We can suggest several reasons for making sure that your cargo insurance covers the major contingencies.


In the event of an accident, even if the vessel is saved, many of the containers may be severely damaged.

If you're insured, your cargo insurance company will handle your claim promptly.

General Average

When a vessel's journey is being threatened by a major peril, the ship owner is likely to declare General Average. This means that in the event of loss or damage, everyone who has a stake in the voyage — including the cargo owners, even if their own cargo is not lost or damaged — must pay their share of the cost of saving the vessel and its cargo.

If you're insured, the insurance company will issue an Average Guarantee and you will provide an Average Bond. This assures the prompt release of your cargo while your insurer takes care of the General Average contribution.

Without adequate insurance, the adjusters will likely request a cash deposit from you of a proportion of the value of your cargo, and your cargo will be held in trust until you have paid your part — which can take months or even years.


While the vessel is stranded, shippers and receivers alike will experience the uncertainty of not knowing the situation with their cargo. To compound this, shippers may find themselves with the additional uncertainty of delays in retrieving their cargo or handling their claim. Marine insurance is a specialized industry where the processes involved can be complicated, and requests and terminology difficult to understand.

If you're insured, you know that your cargo will be released promptly with the appropriate securities, and any claim will be handled promptly. Insurers will assure that claims are handled smoothly and you will know that your interests are being properly protected.
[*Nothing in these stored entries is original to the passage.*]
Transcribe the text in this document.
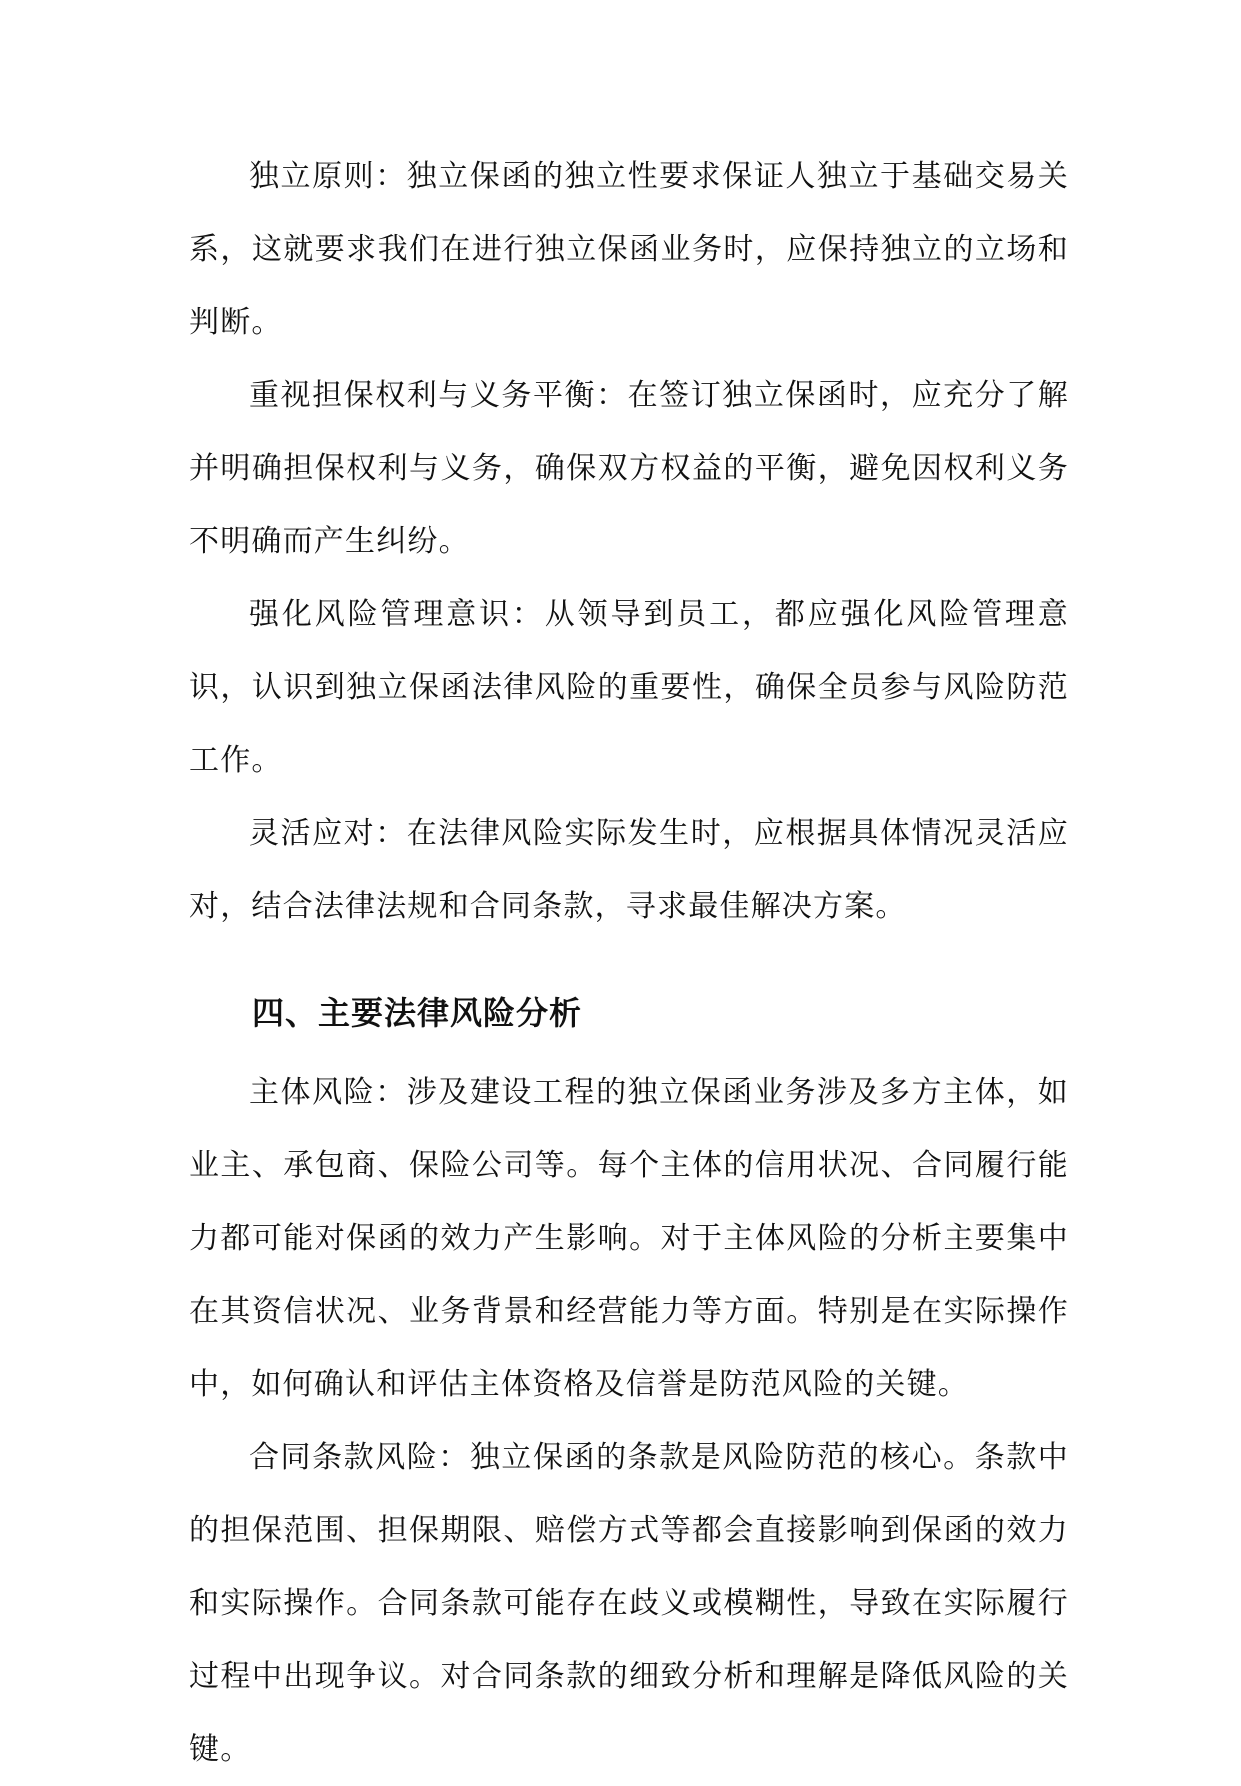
独立原则：独立保函的独立性要求保证人独立于基础交易关系，这就要求我们在进行独立保函业务时，应保持独立的立场和判断。

重视担保权利与义务平衡：在签订独立保函时，应充分了解并明确担保权利与义务，确保双方权益的平衡，避免因权利义务不明确而产生纠纷。

强化风险管理意识：从领导到员工，都应强化风险管理意识，认识到独立保函法律风险的重要性，确保全员参与风险防范工作。

灵活应对：在法律风险实际发生时，应根据具体情况灵活应对，结合法律法规和合同条款，寻求最佳解决方案。

四、主要法律风险分析

主体风险：涉及建设工程的独立保函业务涉及多方主体，如业主、承包商、保险公司等。每个主体的信用状况、合同履行能力都可能对保函的效力产生影响。对于主体风险的分析主要集中在其资信状况、业务背景和经营能力等方面。特别是在实际操作中，如何确认和评估主体资格及信誉是防范风险的关键。

合同条款风险：独立保函的条款是风险防范的核心。条款中的担保范围、担保期限、赔偿方式等都会直接影响到保函的效力和实际操作。合同条款可能存在歧义或模糊性，导致在实际履行过程中出现争议。对合同条款的细致分析和理解是降低风险的关键。
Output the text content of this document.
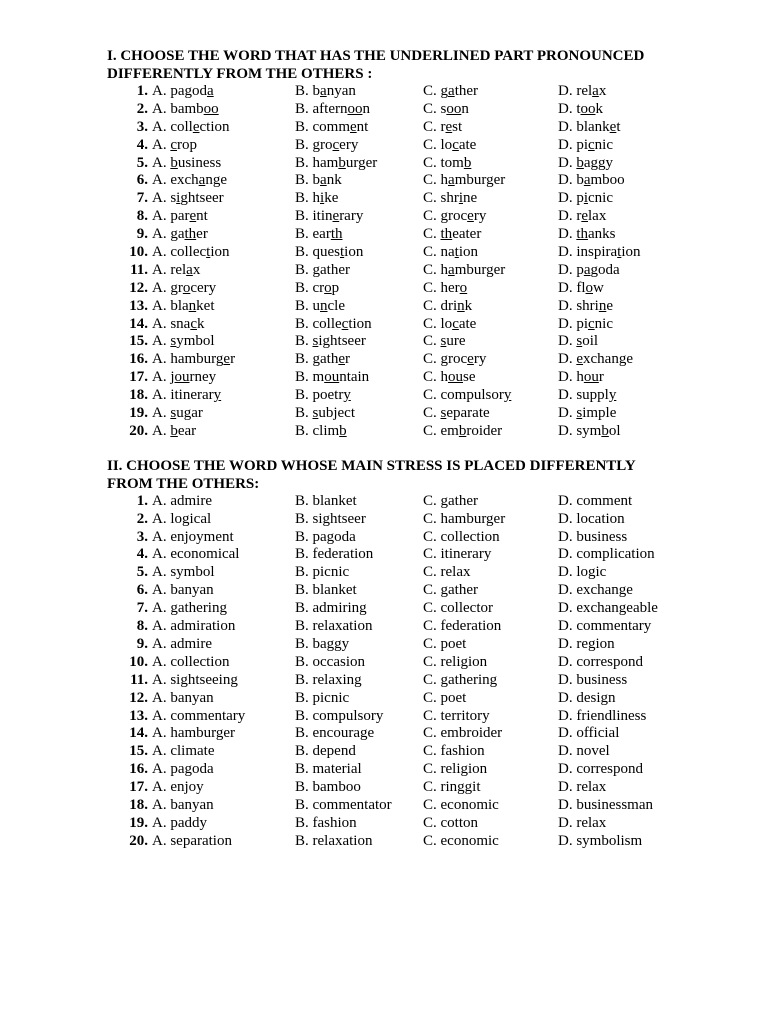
I. CHOOSE THE WORD THAT HAS THE UNDERLINED PART PRONOUNCED
DIFFERENTLY FROM THE OTHERS :
1. A. pagoda	B. banyan	C. gather	D. relax
2. A. bamboo	B. afternoon	C. soon	D. took
3. A. collection	B. comment	C. rest	D. blanket
4. A. crop	B. grocery	C. locate	D. picnic
5. A. business	B. hamburger	C. tomb	D. baggy
6. A. exchange	B. bank	C. hamburger	D. bamboo
7. A. sightseer	B. hike	C. shrine	D. picnic
8. A. parent	B. itinerary	C. grocery	D. relax
9. A. gather	B. earth	C. theater	D. thanks
10. A. collection	B. question	C. nation	D. inspiration
11. A. relax	B. gather	C. hamburger	D. pagoda
12. A. grocery	B. crop	C. hero	D. flow
13. A. blanket	B. uncle	C. drink	D. shrine
14. A. snack	B. collection	C. locate	D. picnic
15. A. symbol	B. sightseer	C. sure	D. soil
16. A. hamburger	B. gather	C. grocery	D. exchange
17. A. journey	B. mountain	C. house	D. hour
18. A. itinerary	B. poetry	C. compulsory	D. supply
19. A. sugar	B. subject	C. separate	D. simple
20. A. bear	B. climb	C. embroider	D. symbol
II. CHOOSE THE WORD WHOSE MAIN STRESS IS PLACED DIFFERENTLY
FROM THE OTHERS:
1. A. admire	B. blanket	C. gather	D. comment
2. A. logical	B. sightseer	C. hamburger	D. location
3. A. enjoyment	B. pagoda	C. collection	D. business
4. A. economical	B. federation	C. itinerary	D. complication
5. A. symbol	B. picnic	C. relax	D. logic
6. A. banyan	B. blanket	C. gather	D. exchange
7. A. gathering	B. admiring	C. collector	D. exchangeable
8. A. admiration	B. relaxation	C. federation	D. commentary
9. A. admire	B. baggy	C. poet	D. region
10. A. collection	B. occasion	C. religion	D. correspond
11. A. sightseeing	B. relaxing	C. gathering	D. business
12. A. banyan	B. picnic	C. poet	D. design
13. A. commentary	B. compulsory	C. territory	D. friendliness
14. A. hamburger	B. encourage	C. embroider	D. official
15. A. climate	B. depend	C. fashion	D. novel
16. A. pagoda	B. material	C. religion	D. correspond
17. A. enjoy	B. bamboo	C. ringgit	D. relax
18. A. banyan	B. commentator C. economic	D. businessman
19. A. paddy	B. fashion	C. cotton	D. relax
20. A. separation	B. relaxation	C. economic	D. symbolism
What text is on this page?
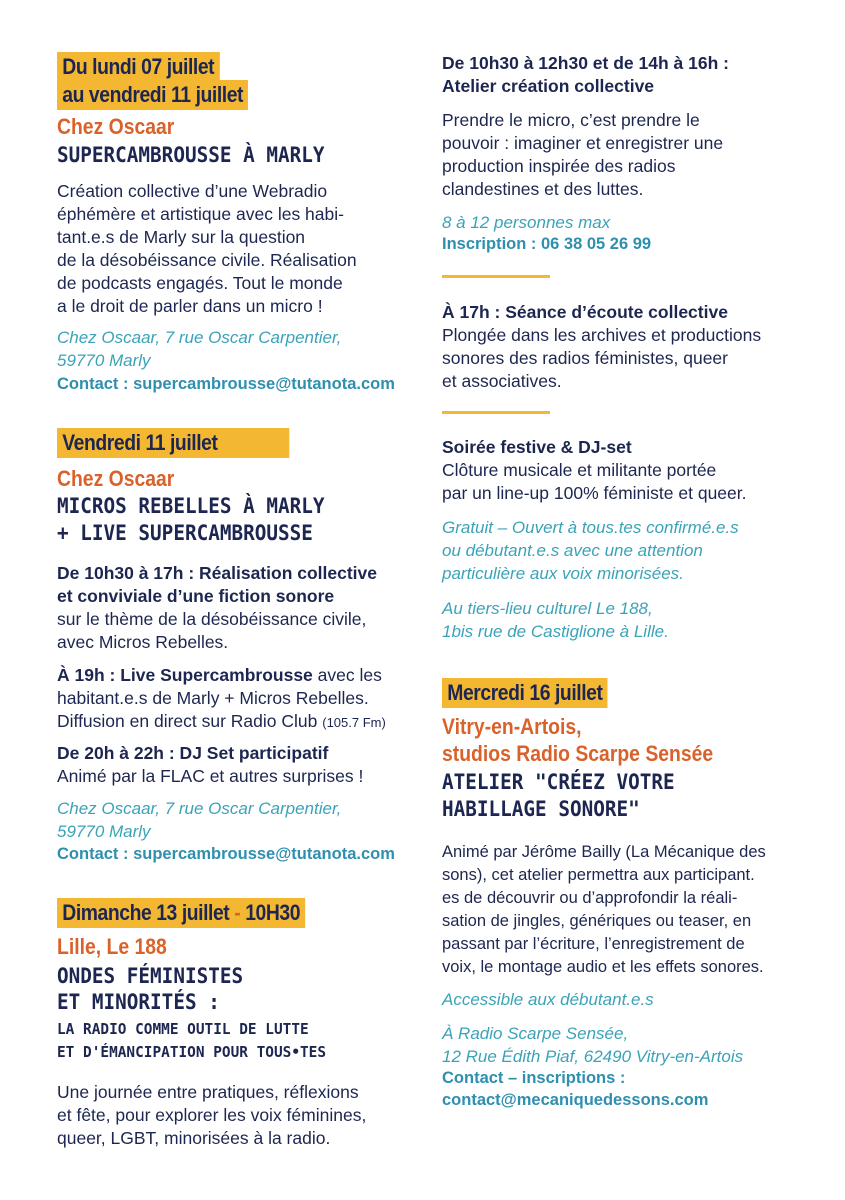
Du lundi 07 juillet
au vendredi 11 juillet
Chez Oscaar
SUPERCAMBROUSSE À MARLY
Création collective d’une Webradio
éphémère et artistique avec les habi-
tant.e.s de Marly sur la question
de la désobéissance civile. Réalisation
de podcasts engagés. Tout le monde
a le droit de parler dans un micro !
Chez Oscaar, 7 rue Oscar Carpentier,
59770 Marly
Contact : supercambrousse@tutanota.com
Vendredi 11 juillet
Chez Oscaar
MICROS REBELLES À MARLY
+ LIVE SUPERCAMBROUSSE
De 10h30 à 17h : Réalisation collective
et conviviale d’une fiction sonore
sur le thème de la désobéissance civile,
avec Micros Rebelles.
À 19h : Live Supercambrousse avec les
habitant.e.s de Marly + Micros Rebelles.
Diffusion en direct sur Radio Club (105.7 Fm)
De 20h à 22h : DJ Set participatif
Animé par la FLAC et autres surprises !
Chez Oscaar, 7 rue Oscar Carpentier,
59770 Marly
Contact : supercambrousse@tutanota.com
Dimanche 13 juillet - 10H30
Lille, Le 188
ONDES FÉMINISTES
ET MINORITÉS :
LA RADIO COMME OUTIL DE LUTTE
ET D'ÉMANCIPATION POUR TOUS•TES
Une journée entre pratiques, réflexions
et fête, pour explorer les voix féminines,
queer, LGBT, minorisées à la radio.
De 10h30 à 12h30 et de 14h à 16h :
Atelier création collective
Prendre le micro, c’est prendre le
pouvoir : imaginer et enregistrer une
production inspirée des radios
clandestines et des luttes.
8 à 12 personnes max
Inscription : 06 38 05 26 99
À 17h : Séance d’écoute collective
Plongée dans les archives et productions
sonores des radios féministes, queer
et associatives.
Soirée festive & DJ-set
Clôture musicale et militante portée
par un line-up 100% féministe et queer.
Gratuit – Ouvert à tous.tes confirmé.e.s
ou débutant.e.s avec une attention
particulière aux voix minorisées.
Au tiers-lieu culturel Le 188,
1bis rue de Castiglione à Lille.
Mercredi 16 juillet
Vitry-en-Artois,
studios Radio Scarpe Sensée
ATELIER "CRÉEZ VOTRE
HABILLAGE SONORE"
Animé par Jérôme Bailly (La Mécanique des
sons), cet atelier permettra aux participant.
es de découvrir ou d’approfondir la réali-
sation de jingles, génériques ou teaser, en
passant par l’écriture, l’enregistrement de
voix, le montage audio et les effets sonores.
Accessible aux débutant.e.s
À Radio Scarpe Sensée,
12 Rue Édith Piaf, 62490 Vitry-en-Artois
Contact – inscriptions :
contact@mecaniquedessons.com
The Actual Value of Cargo Insurance

We encourage importers to contact Charles M Schayer & Company about the importance of cargo insurance. Lost or damaged cargo is only part of the story. General Average is more common than most people realize, and adds up to approximately 10% of the losses suffered by marine insurers. This is because of the size and frequency of General Average claims, which are generally unavoidable.

To complicate matters even more, owners of uninsured cargo have little chance to recovering their losses if the carrying vessel was not at fault.